The testimony also established that after Clementi complained to the dorm’s resident adviser about the spying—which he knew about because he too was following Ravi on Twitter—Ravi deleted or altered his incriminating tweets. That is the basis for another charge of evidence tampering.

What we don’t know is why Ravi acted so badly. In the prosecution’s version of the story, he is a criminal gay-basher. In the defense’s version, he is stupid and immature, a newbie freshman reacting to the “shocking experience” of his gay roommate’s hook-up with a “scruffy and homeless-looking and suspicious-looking” date. Not helpful for the defense was the testimony of M.B., the man in question, who was calm, clean cut, and entirely unsuspicious seeming on the stand (though at 30, M.B. was significantly older than Ravi and his friends). Ravi’s friends testified that he didn’t regularly make homophobic statements, but one student said he seemed “uncomfortable” about gay people, and before M.B.’s return trip to the dorm, Ravi texted about wanting to “keep the gays away.”
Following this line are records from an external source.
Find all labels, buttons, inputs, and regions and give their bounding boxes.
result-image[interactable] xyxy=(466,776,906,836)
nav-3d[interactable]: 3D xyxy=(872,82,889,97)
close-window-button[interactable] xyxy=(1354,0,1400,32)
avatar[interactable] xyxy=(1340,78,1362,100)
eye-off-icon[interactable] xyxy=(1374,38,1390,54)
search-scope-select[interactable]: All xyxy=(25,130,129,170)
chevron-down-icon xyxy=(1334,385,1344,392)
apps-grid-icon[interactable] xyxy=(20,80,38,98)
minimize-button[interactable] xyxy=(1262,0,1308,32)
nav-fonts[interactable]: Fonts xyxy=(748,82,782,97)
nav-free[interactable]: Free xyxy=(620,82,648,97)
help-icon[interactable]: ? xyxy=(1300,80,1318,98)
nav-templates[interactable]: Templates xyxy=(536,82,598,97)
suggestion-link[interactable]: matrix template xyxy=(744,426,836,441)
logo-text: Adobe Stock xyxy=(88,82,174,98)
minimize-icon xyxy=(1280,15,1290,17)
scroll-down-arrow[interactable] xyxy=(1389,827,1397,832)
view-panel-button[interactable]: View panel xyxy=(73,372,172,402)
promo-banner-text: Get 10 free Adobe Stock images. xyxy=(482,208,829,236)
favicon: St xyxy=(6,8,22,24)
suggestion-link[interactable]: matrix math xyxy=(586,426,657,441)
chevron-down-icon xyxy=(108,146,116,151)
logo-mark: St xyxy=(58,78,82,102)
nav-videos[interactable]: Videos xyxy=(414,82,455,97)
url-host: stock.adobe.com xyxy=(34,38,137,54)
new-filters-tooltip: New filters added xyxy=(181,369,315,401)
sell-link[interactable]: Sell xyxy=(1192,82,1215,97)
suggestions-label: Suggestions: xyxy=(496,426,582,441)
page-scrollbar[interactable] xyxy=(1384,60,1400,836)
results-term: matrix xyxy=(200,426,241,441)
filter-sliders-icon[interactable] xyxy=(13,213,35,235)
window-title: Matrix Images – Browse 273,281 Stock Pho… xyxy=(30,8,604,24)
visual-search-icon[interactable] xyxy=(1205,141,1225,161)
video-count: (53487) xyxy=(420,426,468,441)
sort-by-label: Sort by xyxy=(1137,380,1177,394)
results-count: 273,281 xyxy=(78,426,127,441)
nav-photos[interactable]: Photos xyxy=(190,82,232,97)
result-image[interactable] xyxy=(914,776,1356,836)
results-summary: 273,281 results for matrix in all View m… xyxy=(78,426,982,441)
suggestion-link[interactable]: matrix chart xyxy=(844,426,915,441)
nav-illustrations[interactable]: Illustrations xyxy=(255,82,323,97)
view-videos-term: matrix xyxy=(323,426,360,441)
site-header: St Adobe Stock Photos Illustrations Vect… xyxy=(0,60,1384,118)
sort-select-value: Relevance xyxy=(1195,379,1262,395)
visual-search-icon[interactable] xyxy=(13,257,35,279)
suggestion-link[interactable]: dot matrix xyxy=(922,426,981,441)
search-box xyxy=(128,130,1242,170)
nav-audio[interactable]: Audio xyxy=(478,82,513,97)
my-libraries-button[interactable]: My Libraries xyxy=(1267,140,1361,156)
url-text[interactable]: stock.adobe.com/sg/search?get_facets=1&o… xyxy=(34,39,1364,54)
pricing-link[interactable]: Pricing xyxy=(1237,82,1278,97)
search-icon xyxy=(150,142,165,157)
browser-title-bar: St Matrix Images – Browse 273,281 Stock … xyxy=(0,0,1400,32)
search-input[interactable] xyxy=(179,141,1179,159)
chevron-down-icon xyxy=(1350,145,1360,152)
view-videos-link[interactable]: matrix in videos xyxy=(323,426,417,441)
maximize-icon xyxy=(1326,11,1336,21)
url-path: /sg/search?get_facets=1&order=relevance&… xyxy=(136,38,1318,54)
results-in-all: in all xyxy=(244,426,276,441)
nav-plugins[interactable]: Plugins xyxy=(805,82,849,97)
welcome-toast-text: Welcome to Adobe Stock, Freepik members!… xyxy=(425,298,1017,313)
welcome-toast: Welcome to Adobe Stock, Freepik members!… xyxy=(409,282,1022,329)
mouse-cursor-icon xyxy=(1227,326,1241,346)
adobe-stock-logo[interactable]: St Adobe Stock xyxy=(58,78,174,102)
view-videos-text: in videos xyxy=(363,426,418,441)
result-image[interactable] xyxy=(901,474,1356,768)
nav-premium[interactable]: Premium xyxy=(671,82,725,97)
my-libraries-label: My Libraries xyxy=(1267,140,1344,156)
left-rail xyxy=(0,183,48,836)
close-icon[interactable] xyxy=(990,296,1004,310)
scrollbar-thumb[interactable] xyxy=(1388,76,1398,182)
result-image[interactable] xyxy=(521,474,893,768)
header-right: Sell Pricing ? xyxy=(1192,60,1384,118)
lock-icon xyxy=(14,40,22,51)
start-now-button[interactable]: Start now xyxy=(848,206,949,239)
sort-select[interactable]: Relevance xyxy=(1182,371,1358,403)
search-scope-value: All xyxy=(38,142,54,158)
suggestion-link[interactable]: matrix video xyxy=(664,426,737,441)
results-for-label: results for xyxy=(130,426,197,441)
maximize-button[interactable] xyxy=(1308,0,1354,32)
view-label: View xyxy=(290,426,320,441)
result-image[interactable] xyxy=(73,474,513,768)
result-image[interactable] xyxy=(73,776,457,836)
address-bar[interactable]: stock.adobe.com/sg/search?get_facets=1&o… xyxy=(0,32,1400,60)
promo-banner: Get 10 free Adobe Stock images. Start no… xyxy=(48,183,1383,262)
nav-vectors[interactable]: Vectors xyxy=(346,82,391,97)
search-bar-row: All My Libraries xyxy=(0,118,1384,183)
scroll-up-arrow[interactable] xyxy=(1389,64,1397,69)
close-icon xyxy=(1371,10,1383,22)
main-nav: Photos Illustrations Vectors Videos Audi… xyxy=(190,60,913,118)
In this case, an awful lot is hanging on the perceived attitude of an 18-year-old. The most serious charge Ravi faces—“intimidation bias,” which carries a penalty of up to 10 years—will turn on whether the jury thinks he deliberately tried to intimidate and humiliate Clementi because he was gay. It’s for this reason that I found myself asking a question that usually makes defense lawyers roll their eyes: Should Ravi have testified on his own behalf?

The standard answer is no, as Mark Di Ionno, a columnist for the New Jersey Star-Ledger, laid out this week. The obvious problem with putting Ravi on the stand is that he would have had to explain his own tweets, which might have forced him to admit to the evidence tampering charge. He also would have surely been asked on cross-examination about his statement to the police that, reflecting on his own actions, he could see that he’d violated Clementi’s privacy.

But it’s precisely because of Ravi’s tweets and his police interview that I wonder if this is the rare case when a partly guilty-seeming defendant is better off speaking up on his own behalf. I wish Ravi had taken the plea deal of zero prison time that was offered him before trial. But he didn’t, and it seems to me that in all likelihood, Ravi’s best chance after four weeks of testimony is that the jury just won’t have the heart to find him guilty and send him away. With his baby face and his previously unblemished record, Ravi doesn’t look the part of a bad guy.

If I was on that jury, though, I’d want to know what he has to say for himself all these months later. How should we think about the spying from his point of view? Ravi has said he was concerned about M.B.’s scruffy appearance because he’d left his iPad in his room. Maybe, but it’s pretty unconvincing that’s the entire explanation. He was clearly both freaked out and titillated by the idea that gay sex was going on in his bedroom. And if that’s an understandable reaction from an 18-year-old, I’d like to hear Ravi parse out why in his own words.

Often the decision about whether a defendant should testify is cast in terms of the strength of the prosecution’s case. The thinking is that if the government has not met its burden, then there’s no reason to take the risk of putting the defendant at the mercy of cross-examination. In this case, that is a big if. I’m left with the sinking feeling that Ravi’s behavior was both stupid and criminal, at least with regard to the lesser charges. Does he deserve to go to prison, or to be deported if he’s convicted, since he was born in India and isn’t an American citizen? I still don’t think so. But I’m not sure he gave the jury enough reason to spare him.